Recently, over the past year, I’ve been periodically considering my friendship patterns. Now again, I am considering them, because my sister asked me last week if I considered them important at all.
I’ve considered the friendship patterns my parents have modeled for me. I’ve realized I had inadvertently fallen into the same patterns: aspects of which are good and aspects of which are bad. For one, my parents befriended anyone who wished to spend time with them. Sometimes they would patiently sit and listen for hours as a lonely soul unloaded a week’s worth of conversation onto them. It taught me the infinite value of everyone who casts a shadow on your doorstep, which was good. It also modeled for me to follow a friendship wherever whim should happen to lead, which was bad.
I’ve had two consistent and loyal friends for the past 5-6 years, who I speak with at least once a week. Both are retirement age, one male and married, one female and divorced. All other friendships have been mostly initiated by the other party. In junior high there was the group that would allow me to eat lunch with them. But by college I began to discover my own directing power, simply because there were more possibilities. At first it was difficult. I couldn’t even hang up on a telemarketer. I couldn’t even walk away from a stranger who was being inappropriate. The past few years, I’ve pendulumed back into a more passive role for the purpose of discovering the other. Currently, I sense a yearning for a more dynamic tension.
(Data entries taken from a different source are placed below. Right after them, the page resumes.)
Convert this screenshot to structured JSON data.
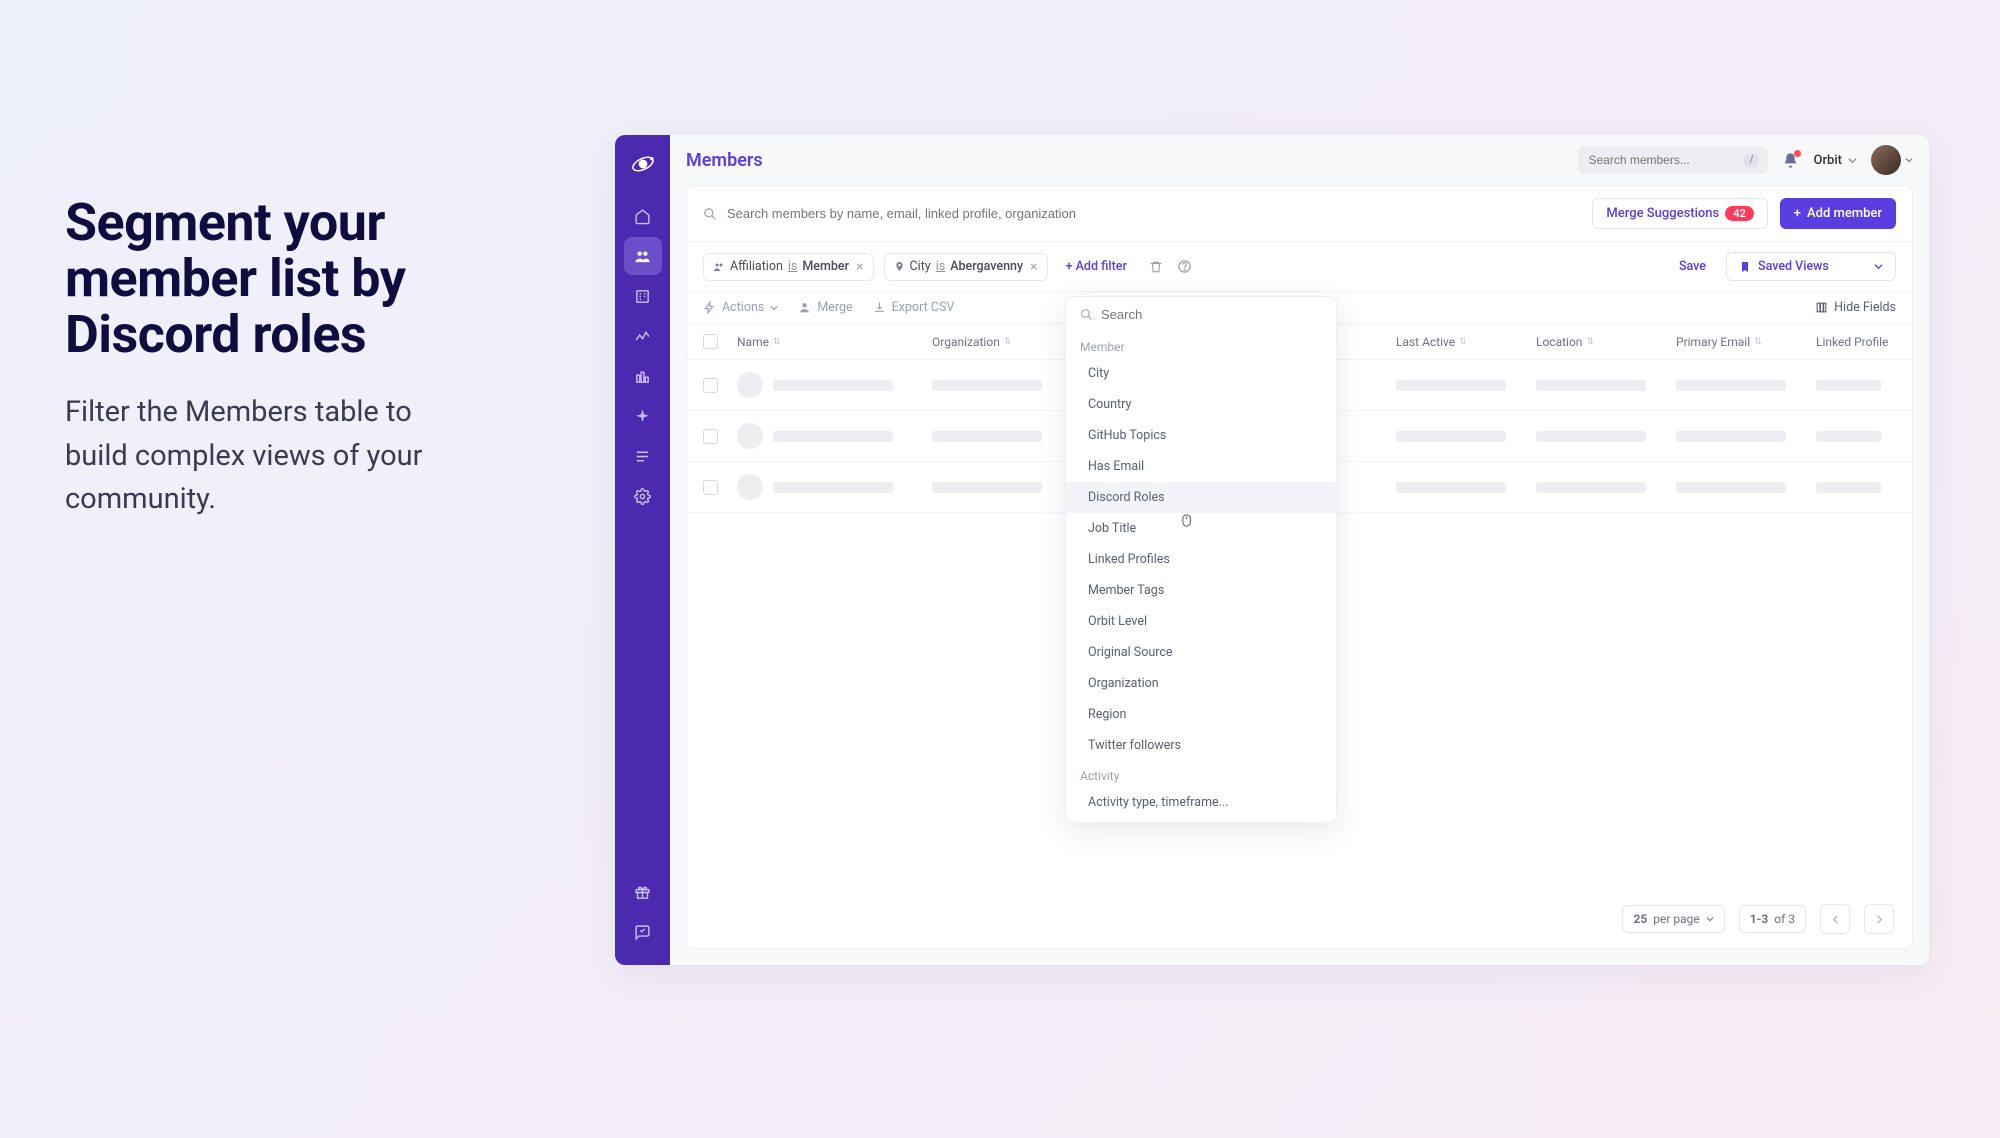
{
  "marketing": {
    "heading": "Segment your member list by Discord roles",
    "subheading": "Filter the Members table to build complex views of your community."
  },
  "topbar": {
    "title": "Members",
    "global_search_placeholder": "Search members...",
    "kbd": "/",
    "workspace": "Orbit"
  },
  "actions": {
    "merge_suggestions": "Merge Suggestions",
    "merge_count": "42",
    "add_member": "Add member"
  },
  "search": {
    "placeholder": "Search members by name, email, linked profile, organization"
  },
  "filters": {
    "chip1_field": "Affiliation",
    "chip1_op": "is",
    "chip1_val": "Member",
    "chip2_field": "City",
    "chip2_op": "is",
    "chip2_val": "Abergavenny",
    "add_filter": "+ Add filter",
    "save": "Save",
    "saved_views": "Saved Views"
  },
  "toolbar": {
    "actions": "Actions",
    "merge": "Merge",
    "export_csv": "Export CSV",
    "hide_fields": "Hide Fields"
  },
  "columns": {
    "name": "Name",
    "organization": "Organization",
    "last_active": "Last Active",
    "location": "Location",
    "primary_email": "Primary Email",
    "linked_profile": "Linked Profile"
  },
  "dropdown": {
    "search_placeholder": "Search",
    "group_member": "Member",
    "items_member": [
      "City",
      "Country",
      "GitHub Topics",
      "Has Email",
      "Discord Roles",
      "Job Title",
      "Linked Profiles",
      "Member Tags",
      "Orbit Level",
      "Original Source",
      "Organization",
      "Region",
      "Twitter followers"
    ],
    "group_activity": "Activity",
    "items_activity": [
      "Activity type, timeframe..."
    ],
    "hover_index": 4
  },
  "pagination": {
    "per_page": "25",
    "per_page_suffix": "per page",
    "range": "1-3",
    "range_suffix": "of 3"
  }
}
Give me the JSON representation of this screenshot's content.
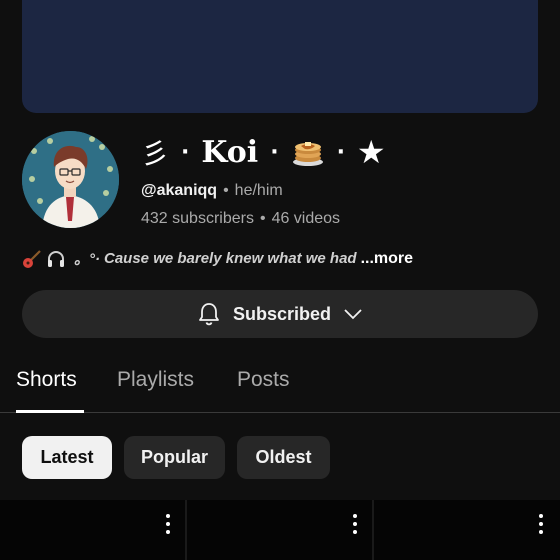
{
  "channel": {
    "name_prefix_glyph": "彡",
    "separator": "·",
    "name": "Koi",
    "handle": "@akaniqq",
    "pronouns": "he/him",
    "subscribers": "432 subscribers",
    "videos": "46 videos",
    "bio_symbols": "。°·",
    "bio_text": "Cause we barely knew what we had",
    "bio_more": "...more"
  },
  "actions": {
    "subscribed_label": "Subscribed"
  },
  "tabs": [
    {
      "label": "Shorts",
      "active": true
    },
    {
      "label": "Playlists",
      "active": false
    },
    {
      "label": "Posts",
      "active": false
    }
  ],
  "filters": [
    {
      "label": "Latest",
      "active": true
    },
    {
      "label": "Popular",
      "active": false
    },
    {
      "label": "Oldest",
      "active": false
    }
  ],
  "icons": {
    "bio_emoji_1": "guitar-icon",
    "bio_emoji_2": "headphones-icon",
    "name_emoji": "pancakes-icon",
    "name_star": "star-icon",
    "bell": "bell-icon",
    "chevron": "chevron-down-icon",
    "kebab": "more-vert-icon"
  },
  "colors": {
    "background": "#0f0f0f",
    "banner": "#1c2642",
    "button": "#272727",
    "active_chip": "#f1f1f1"
  }
}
One factor that assists that dynamic tension is the spirit of the Creator who made us both. I have begun to consistently pray for and dedicate my friends to God. Sometimes it’s difficult because anxiety crops up, possibilities based on memories strike fear into my heart. Yet there is nothing like prayer that redirects anxiety of possibility and motives of selfish control. Anyone I spend leisure time with, I pray for God’s movement in their life and if God so wills, our relationship in purpose and ethos. I’ve also recently, begun to ask God for guidance in stance toward those who are in my life. For instance, just last week I visited with my one friend who has had considerable health issues as of recently. It has affected the frequency at which we converse. For him, I’ve perceived my silence is now more valuable than my words. We used to have animated discussions and told each other unusual and dramaticized stories. At first our time was filled with a lot of silence, later I fell into old habit and chattered away. In reflection, I wish I would have listened and been more silent for I was in the presence of someone with 70+ years of lived wisdom.